Did you not hear the passing bell?"
Each sister cried; while, pale with dread,
With hurried steps she sought her cell.

At length arose the fatal morn
Decreed to seal sad Julia's doom,
And make the worm of hopeless love
Feed on her beauty's opening bloom.

"Julia, thy bridal vest prepare;
Thy heavenly spouse expects thee; rise!"
The abbess cried.--"Oh, stay awhile,"
Julia with broken tones replies.

"The tapers burn, the altar glows,
Robed are the priests in costly pride,
The organ sounds! Prepare!"--Again
"One moment stay!" the victim cried.

When through the long and echoing aisles
An unknown voice the abbess hears--
It seems with wild, impatience fraught--
And lo!

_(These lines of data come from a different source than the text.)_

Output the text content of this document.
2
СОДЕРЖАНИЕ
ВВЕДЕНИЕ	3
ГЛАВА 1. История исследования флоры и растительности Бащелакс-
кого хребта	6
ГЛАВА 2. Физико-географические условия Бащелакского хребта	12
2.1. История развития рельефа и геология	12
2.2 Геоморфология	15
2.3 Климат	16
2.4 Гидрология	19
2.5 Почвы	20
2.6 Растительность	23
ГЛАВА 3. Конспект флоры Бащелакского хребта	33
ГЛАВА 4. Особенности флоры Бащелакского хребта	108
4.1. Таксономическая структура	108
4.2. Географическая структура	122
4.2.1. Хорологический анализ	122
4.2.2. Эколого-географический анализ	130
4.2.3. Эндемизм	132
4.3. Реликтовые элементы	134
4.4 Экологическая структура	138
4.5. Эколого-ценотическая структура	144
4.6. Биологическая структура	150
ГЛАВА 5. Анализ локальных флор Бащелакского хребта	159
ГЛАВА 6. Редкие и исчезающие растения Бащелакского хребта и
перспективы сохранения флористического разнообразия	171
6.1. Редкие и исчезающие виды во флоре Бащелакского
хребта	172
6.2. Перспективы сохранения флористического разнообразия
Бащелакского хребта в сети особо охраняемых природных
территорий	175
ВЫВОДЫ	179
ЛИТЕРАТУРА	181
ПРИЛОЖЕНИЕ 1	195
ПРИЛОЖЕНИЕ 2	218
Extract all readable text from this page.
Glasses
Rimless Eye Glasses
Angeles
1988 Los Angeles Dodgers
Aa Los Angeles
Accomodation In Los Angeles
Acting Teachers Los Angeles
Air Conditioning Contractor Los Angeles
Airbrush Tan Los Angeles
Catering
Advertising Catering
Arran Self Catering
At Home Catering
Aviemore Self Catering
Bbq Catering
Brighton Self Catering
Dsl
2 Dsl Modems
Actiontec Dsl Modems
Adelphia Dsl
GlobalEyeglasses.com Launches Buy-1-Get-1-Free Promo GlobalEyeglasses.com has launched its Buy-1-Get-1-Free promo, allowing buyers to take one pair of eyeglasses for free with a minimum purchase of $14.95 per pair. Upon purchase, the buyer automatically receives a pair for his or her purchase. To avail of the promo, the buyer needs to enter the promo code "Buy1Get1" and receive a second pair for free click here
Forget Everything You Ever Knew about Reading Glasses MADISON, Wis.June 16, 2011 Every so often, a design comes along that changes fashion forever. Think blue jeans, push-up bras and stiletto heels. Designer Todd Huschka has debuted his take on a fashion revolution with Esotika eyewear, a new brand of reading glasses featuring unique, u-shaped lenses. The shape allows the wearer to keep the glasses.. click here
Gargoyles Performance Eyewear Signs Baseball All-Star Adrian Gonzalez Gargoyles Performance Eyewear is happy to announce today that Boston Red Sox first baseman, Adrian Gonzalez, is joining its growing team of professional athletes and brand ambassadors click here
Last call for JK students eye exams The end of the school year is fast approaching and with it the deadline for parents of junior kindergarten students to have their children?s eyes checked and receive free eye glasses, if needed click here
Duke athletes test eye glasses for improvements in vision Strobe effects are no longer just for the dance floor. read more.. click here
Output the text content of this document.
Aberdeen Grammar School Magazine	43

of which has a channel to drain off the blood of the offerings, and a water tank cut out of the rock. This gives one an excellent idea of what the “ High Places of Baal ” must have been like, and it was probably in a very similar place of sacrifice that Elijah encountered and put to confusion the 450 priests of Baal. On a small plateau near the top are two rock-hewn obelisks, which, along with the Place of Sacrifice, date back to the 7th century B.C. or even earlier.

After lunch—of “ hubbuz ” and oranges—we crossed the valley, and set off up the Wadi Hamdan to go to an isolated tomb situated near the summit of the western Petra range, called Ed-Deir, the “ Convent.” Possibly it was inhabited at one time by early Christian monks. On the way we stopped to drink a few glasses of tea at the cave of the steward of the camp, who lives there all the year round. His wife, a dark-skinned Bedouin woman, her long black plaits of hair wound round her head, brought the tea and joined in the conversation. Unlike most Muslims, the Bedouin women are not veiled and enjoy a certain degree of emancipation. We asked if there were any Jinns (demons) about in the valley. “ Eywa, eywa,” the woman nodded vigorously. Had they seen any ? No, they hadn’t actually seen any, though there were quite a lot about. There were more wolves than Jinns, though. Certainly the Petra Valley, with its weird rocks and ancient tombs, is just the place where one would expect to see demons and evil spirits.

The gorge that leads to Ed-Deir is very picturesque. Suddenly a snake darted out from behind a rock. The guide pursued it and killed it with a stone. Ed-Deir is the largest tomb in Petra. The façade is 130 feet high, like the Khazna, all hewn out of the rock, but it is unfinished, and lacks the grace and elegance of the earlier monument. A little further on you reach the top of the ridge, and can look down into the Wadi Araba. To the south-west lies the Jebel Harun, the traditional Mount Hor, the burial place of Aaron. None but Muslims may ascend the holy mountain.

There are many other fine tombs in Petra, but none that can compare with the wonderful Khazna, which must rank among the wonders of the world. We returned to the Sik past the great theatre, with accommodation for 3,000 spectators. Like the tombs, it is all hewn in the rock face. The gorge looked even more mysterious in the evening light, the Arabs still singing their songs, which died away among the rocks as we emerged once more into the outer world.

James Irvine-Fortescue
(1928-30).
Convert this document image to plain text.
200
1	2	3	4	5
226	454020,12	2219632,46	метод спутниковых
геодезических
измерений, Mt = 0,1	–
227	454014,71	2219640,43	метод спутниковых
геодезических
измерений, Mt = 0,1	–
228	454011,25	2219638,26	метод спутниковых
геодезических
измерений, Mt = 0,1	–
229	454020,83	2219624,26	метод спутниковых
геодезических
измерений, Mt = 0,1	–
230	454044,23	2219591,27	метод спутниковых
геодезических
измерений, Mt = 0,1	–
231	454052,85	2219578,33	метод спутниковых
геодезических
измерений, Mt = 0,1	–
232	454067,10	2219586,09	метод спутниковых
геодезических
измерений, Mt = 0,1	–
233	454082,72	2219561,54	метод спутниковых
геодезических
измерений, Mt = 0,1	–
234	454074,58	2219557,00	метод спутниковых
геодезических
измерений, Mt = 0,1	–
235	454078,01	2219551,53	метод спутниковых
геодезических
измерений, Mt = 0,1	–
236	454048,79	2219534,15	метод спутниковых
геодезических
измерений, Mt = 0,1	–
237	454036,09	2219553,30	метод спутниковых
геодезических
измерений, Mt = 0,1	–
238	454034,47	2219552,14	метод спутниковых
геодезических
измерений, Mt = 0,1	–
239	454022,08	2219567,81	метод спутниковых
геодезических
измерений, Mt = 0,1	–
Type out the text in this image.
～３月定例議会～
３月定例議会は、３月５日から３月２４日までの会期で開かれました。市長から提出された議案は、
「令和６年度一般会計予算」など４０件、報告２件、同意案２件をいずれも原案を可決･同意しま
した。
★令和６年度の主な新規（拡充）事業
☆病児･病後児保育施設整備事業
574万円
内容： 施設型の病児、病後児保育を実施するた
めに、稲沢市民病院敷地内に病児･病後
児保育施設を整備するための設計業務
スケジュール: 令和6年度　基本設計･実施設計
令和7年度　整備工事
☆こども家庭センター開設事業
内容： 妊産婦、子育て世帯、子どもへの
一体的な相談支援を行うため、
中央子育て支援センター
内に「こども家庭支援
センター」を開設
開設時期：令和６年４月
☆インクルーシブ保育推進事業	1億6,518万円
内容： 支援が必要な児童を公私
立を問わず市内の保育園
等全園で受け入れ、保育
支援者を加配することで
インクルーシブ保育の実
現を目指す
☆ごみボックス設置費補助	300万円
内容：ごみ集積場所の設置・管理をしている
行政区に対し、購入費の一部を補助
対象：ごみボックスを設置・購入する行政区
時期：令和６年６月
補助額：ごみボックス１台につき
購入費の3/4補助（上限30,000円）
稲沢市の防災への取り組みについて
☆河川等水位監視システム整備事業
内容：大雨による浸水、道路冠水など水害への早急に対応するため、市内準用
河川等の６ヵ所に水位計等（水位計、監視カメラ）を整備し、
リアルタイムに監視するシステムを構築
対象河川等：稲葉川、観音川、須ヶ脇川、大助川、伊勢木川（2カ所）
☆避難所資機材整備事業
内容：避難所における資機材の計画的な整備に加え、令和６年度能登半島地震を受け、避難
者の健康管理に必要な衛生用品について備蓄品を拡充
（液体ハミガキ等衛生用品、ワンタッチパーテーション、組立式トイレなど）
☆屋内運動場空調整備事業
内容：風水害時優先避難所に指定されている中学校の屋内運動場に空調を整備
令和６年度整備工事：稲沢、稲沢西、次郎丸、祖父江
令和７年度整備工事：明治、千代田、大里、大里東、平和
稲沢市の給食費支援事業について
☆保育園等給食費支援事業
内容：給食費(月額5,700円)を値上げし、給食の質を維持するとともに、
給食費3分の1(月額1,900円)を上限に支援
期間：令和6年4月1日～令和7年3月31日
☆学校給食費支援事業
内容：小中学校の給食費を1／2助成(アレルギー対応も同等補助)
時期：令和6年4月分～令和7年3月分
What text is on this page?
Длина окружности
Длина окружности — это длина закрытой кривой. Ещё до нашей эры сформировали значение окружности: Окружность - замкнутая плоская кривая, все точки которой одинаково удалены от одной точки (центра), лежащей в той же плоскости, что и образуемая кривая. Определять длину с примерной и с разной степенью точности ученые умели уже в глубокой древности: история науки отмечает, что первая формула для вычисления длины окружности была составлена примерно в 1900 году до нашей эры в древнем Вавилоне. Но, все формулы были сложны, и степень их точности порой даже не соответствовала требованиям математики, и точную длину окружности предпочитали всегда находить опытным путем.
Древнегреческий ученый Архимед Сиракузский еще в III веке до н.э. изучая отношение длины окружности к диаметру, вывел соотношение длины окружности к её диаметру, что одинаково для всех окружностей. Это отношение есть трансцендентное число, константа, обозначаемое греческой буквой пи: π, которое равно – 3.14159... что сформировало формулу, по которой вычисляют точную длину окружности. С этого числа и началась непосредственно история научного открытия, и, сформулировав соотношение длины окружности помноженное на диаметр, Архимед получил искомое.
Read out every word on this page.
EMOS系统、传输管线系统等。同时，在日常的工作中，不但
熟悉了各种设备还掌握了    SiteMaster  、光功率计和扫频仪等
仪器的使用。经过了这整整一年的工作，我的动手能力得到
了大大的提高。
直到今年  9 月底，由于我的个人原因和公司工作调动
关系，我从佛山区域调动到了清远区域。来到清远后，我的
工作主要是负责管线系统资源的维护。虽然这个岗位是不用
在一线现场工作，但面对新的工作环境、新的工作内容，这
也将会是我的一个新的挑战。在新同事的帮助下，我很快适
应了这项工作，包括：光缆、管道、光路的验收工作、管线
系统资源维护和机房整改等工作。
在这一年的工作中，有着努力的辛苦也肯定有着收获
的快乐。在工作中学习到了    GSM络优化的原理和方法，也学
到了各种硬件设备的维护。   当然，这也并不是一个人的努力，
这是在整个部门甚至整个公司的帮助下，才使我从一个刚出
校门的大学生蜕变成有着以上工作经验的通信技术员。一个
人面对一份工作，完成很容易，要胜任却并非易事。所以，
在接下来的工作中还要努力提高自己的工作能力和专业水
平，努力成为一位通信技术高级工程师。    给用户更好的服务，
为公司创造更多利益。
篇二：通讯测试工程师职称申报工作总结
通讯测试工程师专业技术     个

Montrose himself appears!

"I come," he cries, "to claim my bride;
A father's frown no more impedes:
His son's no more!--and Julia now
To Clermont's wealth and power succeeds."

Distrest, yet pleased, the abbess heard,
While on to Julia's cell she led,
And, as she went, to pitying Heaven
Her arms in pious homage spread.

"Julia, come forth! come forth, my child!
Unlock thy cell, Montrose's bride!
Now thou art his, a father's frown
No longer will your fates divide.

"Behold him here to snatch thee hence,
And give thee to thy father's sight."
"How! silent still?" Montrose exclaimed;
"Why thus thy lover's soul affright?"

The door with trembling speed he forced....
Ah me! what object meets their eyes!
Stretcht on her bed in death's last pangs,
And bathed in blood, his Julia lies.

Presumptuous girl! when Heaven afflicts
Should we its dread decrees arraign?
Lo! Heaven thy woe with mercy saw,
But thou hast made its mercy vain.

"Behold the work of rash despair!"
In fluttering, feeble words she said:
"Had I been patient still, Montrose,
This day had blessings on me shed.

"Didst thou not say my father's heart
Had deigned at length thy vows to hear?
Too late remorse! but oh, to him
My pardon, and my blessing bear.

"But must I die? and canst not thou
Thy Julia from death's terrors save?
We should have been so blest, Montrose!
And must I leave thee for the grave?

"Help me! they tear me from thy arms,
Save me, O save thy destin'd bride!
It will not be;....forgive me, Heaven!"
She feebly said, then groaned and died.

Oh! who can paint the lover's woe,
Or childless father's deep remorse,
While, bending o'er the blood-stained bed,
He clasped his daughter's pallid corse!

But from this scene of dreadful woe,
Learn why the village swain turns pale,
When he at midnight wanders near
The mouldering Convent in the vale.

There, faintly heard through whispering trees,
A mournful voice on Julia calls;
There, dimly seen, a blood-stained vest
Streams ghastly o'er the ivied walls.